Sometimes while in development or production, we find that our software uses more memory than we ever expected. To keep things under control, PHP has default memory limits to avoid some runaway program from crashing your box.
Luckily, it is extremely easy to change how much RAM we allocate toward a single PHP script. We can even let PHP use an infinite (or all that’s available, to be more precise) amount of memory.
Really, there are only two simple steps to getting this done so you can move on with your life.
1. Find Your php.ini
The first thing to remember is that there are usually two versions of php.ini on Linux. This is because you can have a different version for command line scripts and for web servers. Convenient, huh?
For example, in Ubuntu:
- Command line: /etc/php5/cli/php.ini
- Apache: /etc/php5/apache2/php.ini
On different versions of Linux or BSD, these files may be in different locations but are generally easy to find. Thanks, Google!
Note: On shared hosts, you may not have access to these files. Sorry, folks. You can try to get in touch with your host, but they usually don’t want someone eating up all the RAM on the server because it is shared with other folks.
2. Edit Your “memory_limit”
Once you find the php.ini file, you want to open it in your favorite text editor (vim/nano/etc.).
The line you are looking to edit is called the memory_limit. It will look similar to the following:
memory_limit = 64M
In this example, the memory limit is set to 64MB. If you wanted to change it to 128MB or 32MB or whatever, you just need to change this line. Once you have this line set appropriately, save and exit your php.ini file.
For web servers (!): If you’re changing a web server’s php.ini you must restart the web server. For example on Ubuntu with Apache, you would need to run:
sudo service apache2 restart
After that, your memory limit should change accordingly.

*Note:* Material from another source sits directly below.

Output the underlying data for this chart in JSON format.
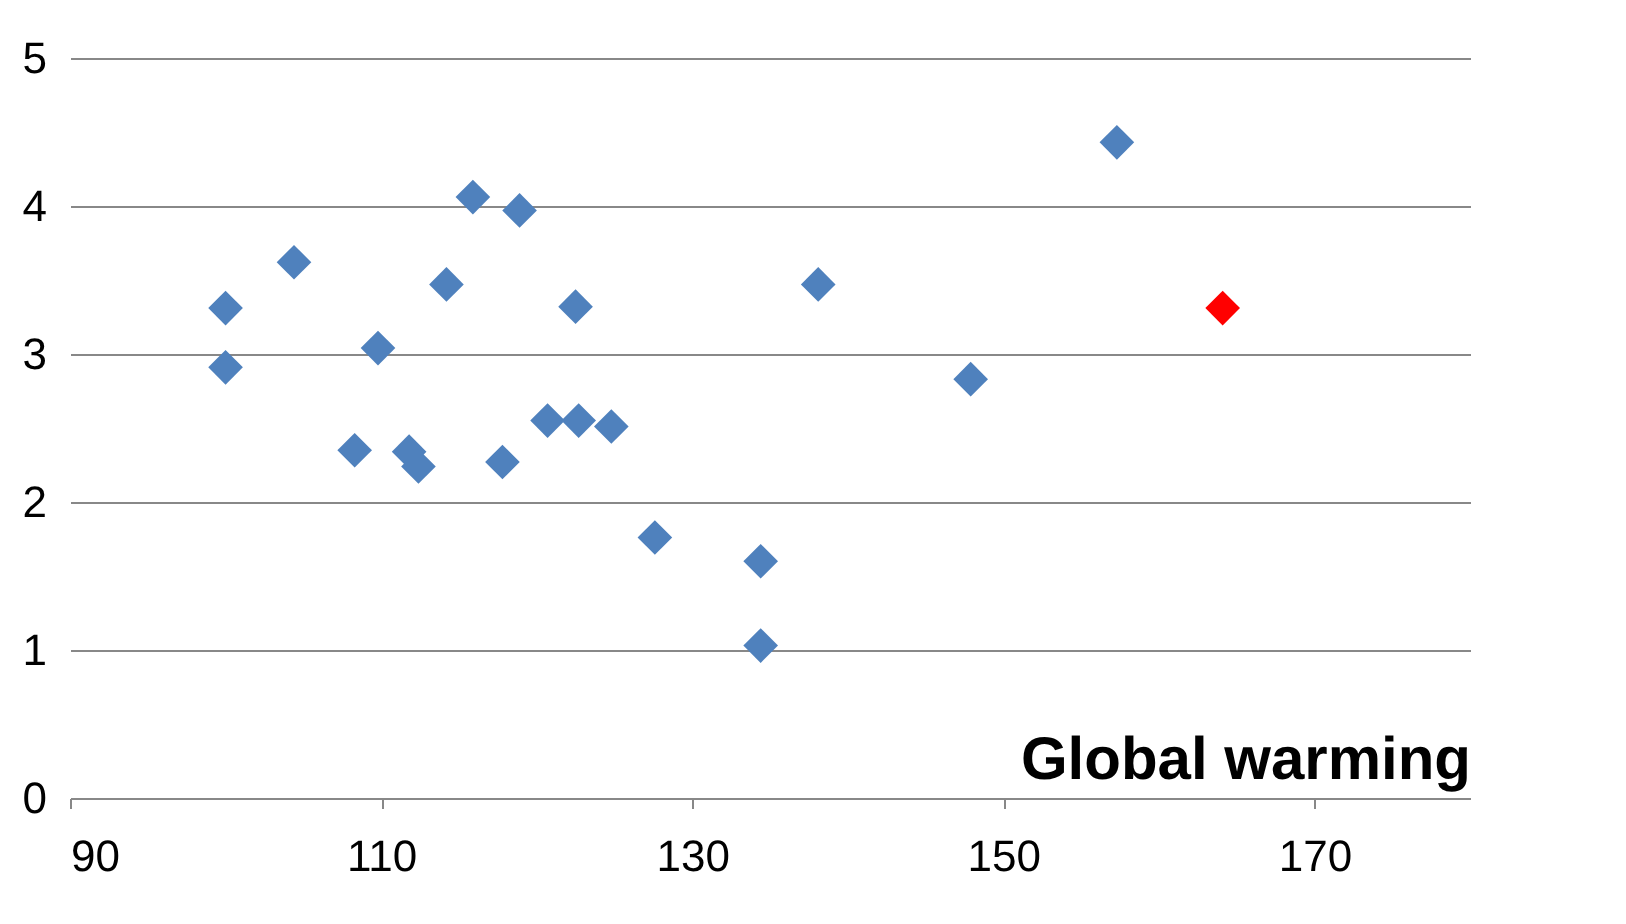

Bonus Step: Setting the PHP “memory_limit -1”
If you are feeling extra frisky and know what you are doing, you can set the memory limit to use all available RAM. This is “dangerous” in that, if your script runs out of control, it will crash your machine. Generally, this wouldn’t be recommended for a production environment, but, hey, it’s your life. Don’t let the man hold you down.
To accomplish this just set the memory limit to -1 like this:
memory_limit = -1
It’s Been Real…But Goodbye
Well, there you have it: You are now a PHP memory changing expert. It’s worth noting that you should poke around your php.ini file to see what’s in there. At some point, you will probably want to change the maximum file size for uploads (upload_max_filesize & post_max_size), but you get the idea. See ya!